En son Yerevan'dan görüştüğümüzde "bizim Rojava'daki durumumuzu görmek için muhakkak gel her şey burada çok güzel, Parti teşkilatımızın Rojava'da saygınlığı ve halk tarafından sempatisi var" demişti. “Sen yeter ki gel, istediğin yerde seni karşılarım" dedikten sonra Ağustos ayında "muhakkak geleceğim" demiştik ve sözleştik.
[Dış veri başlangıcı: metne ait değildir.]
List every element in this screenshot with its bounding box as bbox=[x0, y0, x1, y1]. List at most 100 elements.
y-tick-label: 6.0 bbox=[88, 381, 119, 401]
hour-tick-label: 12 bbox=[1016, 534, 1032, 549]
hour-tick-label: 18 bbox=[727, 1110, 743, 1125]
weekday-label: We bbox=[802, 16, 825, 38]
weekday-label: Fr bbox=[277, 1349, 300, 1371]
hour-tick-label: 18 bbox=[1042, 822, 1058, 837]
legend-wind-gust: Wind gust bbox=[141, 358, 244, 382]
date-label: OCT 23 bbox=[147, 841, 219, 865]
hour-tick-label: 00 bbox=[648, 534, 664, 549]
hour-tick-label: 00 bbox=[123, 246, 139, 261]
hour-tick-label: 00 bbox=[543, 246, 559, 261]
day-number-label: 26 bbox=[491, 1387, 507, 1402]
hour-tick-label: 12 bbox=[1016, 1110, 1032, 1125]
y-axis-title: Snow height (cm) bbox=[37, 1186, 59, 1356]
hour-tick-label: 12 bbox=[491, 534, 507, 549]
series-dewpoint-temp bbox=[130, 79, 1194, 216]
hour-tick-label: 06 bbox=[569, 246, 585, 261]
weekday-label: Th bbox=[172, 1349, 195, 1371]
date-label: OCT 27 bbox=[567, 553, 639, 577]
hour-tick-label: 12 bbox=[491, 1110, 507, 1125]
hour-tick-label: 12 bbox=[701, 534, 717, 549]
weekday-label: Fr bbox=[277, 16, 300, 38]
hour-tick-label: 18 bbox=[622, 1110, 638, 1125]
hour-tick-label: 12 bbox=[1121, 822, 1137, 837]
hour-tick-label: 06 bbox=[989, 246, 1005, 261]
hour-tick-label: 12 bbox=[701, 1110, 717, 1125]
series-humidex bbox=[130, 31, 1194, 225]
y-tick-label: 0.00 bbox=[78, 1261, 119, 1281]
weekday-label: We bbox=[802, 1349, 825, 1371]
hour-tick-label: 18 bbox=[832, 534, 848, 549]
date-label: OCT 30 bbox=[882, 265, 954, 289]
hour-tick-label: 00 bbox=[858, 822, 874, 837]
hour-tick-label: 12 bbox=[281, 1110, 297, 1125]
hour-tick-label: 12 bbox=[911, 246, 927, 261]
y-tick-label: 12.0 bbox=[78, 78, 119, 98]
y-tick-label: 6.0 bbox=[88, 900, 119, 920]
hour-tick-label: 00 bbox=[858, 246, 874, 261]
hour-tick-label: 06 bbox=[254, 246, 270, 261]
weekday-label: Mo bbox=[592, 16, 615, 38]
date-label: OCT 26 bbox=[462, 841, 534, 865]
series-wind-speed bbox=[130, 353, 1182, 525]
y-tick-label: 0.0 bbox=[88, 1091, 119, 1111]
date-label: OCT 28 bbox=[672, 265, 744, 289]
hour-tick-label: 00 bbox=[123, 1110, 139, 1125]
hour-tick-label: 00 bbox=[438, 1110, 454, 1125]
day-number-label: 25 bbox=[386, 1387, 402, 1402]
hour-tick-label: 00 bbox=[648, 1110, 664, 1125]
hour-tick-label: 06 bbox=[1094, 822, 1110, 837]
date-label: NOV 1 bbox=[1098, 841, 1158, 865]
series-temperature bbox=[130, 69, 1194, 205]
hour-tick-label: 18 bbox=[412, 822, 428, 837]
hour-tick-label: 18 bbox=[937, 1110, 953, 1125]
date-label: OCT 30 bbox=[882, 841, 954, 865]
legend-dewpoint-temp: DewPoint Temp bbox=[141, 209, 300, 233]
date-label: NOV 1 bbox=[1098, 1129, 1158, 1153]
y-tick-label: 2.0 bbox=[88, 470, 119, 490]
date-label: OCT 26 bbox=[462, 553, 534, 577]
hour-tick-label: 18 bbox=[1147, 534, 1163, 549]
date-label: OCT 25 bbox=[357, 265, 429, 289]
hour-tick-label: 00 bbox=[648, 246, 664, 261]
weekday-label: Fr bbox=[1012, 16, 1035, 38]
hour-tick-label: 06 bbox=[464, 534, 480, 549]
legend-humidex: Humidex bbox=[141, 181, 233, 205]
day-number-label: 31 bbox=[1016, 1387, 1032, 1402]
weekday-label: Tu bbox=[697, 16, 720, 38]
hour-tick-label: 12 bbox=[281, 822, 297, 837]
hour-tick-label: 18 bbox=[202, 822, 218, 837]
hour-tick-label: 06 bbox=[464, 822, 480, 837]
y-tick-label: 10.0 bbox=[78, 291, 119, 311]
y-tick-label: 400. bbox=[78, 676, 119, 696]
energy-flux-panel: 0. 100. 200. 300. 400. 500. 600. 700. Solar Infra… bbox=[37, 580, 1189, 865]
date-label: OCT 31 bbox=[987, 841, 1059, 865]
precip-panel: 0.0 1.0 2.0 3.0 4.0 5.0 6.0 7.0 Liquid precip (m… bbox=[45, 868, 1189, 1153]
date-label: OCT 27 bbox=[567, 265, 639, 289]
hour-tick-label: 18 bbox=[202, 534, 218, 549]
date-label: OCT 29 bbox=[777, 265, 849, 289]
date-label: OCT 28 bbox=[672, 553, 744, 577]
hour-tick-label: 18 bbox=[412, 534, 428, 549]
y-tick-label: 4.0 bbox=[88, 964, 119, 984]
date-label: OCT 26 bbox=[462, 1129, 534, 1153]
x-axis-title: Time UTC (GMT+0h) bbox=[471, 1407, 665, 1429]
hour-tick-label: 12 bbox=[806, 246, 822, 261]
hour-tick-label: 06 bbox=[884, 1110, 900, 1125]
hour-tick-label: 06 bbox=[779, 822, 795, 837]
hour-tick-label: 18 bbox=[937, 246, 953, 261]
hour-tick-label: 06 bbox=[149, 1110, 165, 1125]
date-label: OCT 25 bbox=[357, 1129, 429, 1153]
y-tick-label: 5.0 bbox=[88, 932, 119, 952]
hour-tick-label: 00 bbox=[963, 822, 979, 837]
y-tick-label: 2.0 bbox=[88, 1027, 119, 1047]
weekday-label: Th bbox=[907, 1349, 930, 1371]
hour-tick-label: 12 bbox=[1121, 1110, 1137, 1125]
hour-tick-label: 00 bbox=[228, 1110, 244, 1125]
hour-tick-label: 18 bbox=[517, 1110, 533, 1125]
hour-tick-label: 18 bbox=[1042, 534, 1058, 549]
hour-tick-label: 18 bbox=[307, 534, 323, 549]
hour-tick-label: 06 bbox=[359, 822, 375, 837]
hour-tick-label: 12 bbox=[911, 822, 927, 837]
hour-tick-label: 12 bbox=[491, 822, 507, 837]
Zamansız, hiç beklemediğim bir anda çalan telefonumdan gelen haber ile yıkılmıştık. “Acı haber tez gelir” dedikleri gibi Nubar Ozanyan'ın şahadet haberi, sınırları aşarak ulaştı, Ağustos ayında görüşebilme, hasret giderebilme ortamı artık olmazken, cenazesini görme, toprağa verilirken yanında olma, son görevlerimi yerine getirmek, yaşarken vermiş olduğum "muhakkak geleceğim" sözünü yerine getirmem gerekiyordu.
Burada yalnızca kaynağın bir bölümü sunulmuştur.